With that experience behind me, I actually have no desire to spend time roasting and mashing a pie pumpkin either (they’re rarely available at the store anyway), and feel that the perfectly smooth and creamy pumpkin that comes in cans is already pretty perfect.  Not something I want to spend time trying to improve upon.

So, with all this said, and pumpkin pie still not being my first choice, I have wanted to make one this fall anyway, because I know other people like it, and it’s a recipe that I need to have in my recipe repertoire.  To make it more exciting though, I made a Pumpkin Turtle Pie, with chocolate, caramel and pecans between the crust and the filling.  Then I topped it with a whipped cream cheese.  Because everyone knows that pumpkin and cream cheese are the very best of friends.

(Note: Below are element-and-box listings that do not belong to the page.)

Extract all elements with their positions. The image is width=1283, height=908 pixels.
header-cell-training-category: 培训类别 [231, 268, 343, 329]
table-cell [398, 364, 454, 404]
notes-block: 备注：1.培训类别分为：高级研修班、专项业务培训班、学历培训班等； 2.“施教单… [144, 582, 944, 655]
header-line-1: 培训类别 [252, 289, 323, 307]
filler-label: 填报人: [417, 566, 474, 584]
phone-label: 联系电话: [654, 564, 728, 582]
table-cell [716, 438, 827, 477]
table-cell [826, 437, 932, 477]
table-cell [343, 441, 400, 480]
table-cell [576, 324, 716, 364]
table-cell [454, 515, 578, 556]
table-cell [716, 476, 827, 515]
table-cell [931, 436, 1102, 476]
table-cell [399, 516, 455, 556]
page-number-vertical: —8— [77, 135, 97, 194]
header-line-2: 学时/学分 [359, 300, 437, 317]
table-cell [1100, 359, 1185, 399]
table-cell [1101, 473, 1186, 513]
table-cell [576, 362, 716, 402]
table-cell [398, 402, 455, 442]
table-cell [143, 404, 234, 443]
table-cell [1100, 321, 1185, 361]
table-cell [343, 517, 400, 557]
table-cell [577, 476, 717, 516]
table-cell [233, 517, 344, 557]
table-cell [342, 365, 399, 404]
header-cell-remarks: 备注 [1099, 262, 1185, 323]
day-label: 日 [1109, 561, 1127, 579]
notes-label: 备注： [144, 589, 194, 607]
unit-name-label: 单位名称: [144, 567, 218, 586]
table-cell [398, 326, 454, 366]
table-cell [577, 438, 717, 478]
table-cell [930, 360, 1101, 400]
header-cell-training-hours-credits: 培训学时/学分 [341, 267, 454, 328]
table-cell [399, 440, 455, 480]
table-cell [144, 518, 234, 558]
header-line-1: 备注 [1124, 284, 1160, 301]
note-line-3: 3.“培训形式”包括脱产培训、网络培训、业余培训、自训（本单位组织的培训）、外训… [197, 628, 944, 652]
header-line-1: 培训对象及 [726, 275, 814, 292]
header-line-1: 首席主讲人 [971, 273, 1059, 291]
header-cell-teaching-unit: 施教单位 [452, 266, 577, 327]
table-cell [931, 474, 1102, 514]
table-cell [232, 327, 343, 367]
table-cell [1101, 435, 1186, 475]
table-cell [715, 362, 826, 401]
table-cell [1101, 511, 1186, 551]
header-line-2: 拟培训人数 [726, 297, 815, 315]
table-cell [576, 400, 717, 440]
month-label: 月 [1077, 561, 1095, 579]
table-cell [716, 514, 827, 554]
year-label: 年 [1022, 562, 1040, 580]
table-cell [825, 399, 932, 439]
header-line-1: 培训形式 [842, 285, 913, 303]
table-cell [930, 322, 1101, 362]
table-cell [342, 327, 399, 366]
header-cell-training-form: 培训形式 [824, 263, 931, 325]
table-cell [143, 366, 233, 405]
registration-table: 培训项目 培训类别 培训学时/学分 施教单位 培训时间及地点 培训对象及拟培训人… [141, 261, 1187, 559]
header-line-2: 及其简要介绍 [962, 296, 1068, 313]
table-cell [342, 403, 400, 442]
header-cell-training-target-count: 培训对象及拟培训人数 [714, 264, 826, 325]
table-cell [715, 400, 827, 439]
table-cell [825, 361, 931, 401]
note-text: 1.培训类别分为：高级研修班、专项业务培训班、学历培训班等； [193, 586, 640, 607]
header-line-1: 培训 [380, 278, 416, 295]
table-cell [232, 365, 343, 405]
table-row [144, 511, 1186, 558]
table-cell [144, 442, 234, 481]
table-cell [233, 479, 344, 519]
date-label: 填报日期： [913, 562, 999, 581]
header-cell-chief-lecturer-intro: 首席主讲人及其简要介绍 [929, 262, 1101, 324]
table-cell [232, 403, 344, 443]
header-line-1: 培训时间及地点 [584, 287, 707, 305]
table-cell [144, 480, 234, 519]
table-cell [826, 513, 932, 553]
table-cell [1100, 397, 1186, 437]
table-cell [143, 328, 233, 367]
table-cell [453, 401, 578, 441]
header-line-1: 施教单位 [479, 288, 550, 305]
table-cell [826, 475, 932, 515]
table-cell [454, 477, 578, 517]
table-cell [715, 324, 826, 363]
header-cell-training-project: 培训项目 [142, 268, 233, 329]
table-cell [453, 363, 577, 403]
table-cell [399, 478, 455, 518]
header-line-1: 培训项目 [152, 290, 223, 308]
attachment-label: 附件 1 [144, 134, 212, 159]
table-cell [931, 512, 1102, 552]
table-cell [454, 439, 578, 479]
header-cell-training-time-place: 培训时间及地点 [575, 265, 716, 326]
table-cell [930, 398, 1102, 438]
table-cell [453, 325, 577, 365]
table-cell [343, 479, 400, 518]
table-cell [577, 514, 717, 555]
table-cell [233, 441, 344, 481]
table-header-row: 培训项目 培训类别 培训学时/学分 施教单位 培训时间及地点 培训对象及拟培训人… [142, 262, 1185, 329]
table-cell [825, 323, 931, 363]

One Year Ago:   Shepherd's Pie with Lamb and Roasted Butternut Squash
Two Years AgoA Holiday Cranberry Cocktail and Cranberry Orange Compote

Pumpkin Turtle Pie with Whipped Cream Cheese
  • 1 pie crust, unbaked
  • 1/2 cup bittersweet chocolate chips
  • 1/2 cup chopped pecans
  • 1/4 cup caramel sauce (or you can substitute 8 soft caramel candies, cut into 4ths)
  • 1 can (14 ounces) pumpkin
  • 1 can (12 ounces) sweetened condensed milk
  • 2 eggs
  • 1 teaspoon vanilla
  • 1 teaspoon cinnamon
  • 1/2 teaspoon ginger
  • 1/4 teaspoon nutmeg
  • 1/4 teaspoon cloves
  • 1/4 teaspoon salt
  • 8 ounces cream cheese, room temperature
  • 1/2 cup powdered sugar
  • 1 cup heavy whipping cream, cold

Preheat the oven to 425.  Roll out the pie crust and fit it into a deep-dish pie pan.  Sprinkle the chocolate chips, pecans and caramel over the bottom of the pie crust.

In a bowl, whisk together the pumpkin, sweetened condensed milk, eggs, cinnamon, ginger, nutmeg, cloves, and salt until smooth.  Pour into the crust.

Bake at 425 for 15 minutes.  Reduce oven temperature to 350 and bake for an additional 30 minutes until set, slightly puffed and cracked.  Cool completely.

With an electric mixer, beat the cream cheese and powdered sugar until smooth.  Gradually add the whipping cream, and beat until thick and fluffy.  Spread the whipped cream cheese over the cooled pie (or you can pipe it in swirls, a lattice pattern, etc.).  If you like, you can also garnish the top of the pie with more chocolate chips, pecans and caramel sauce.

Refrigerate until ready to serve, and refrigerate leftovers, covered with plastic wrap.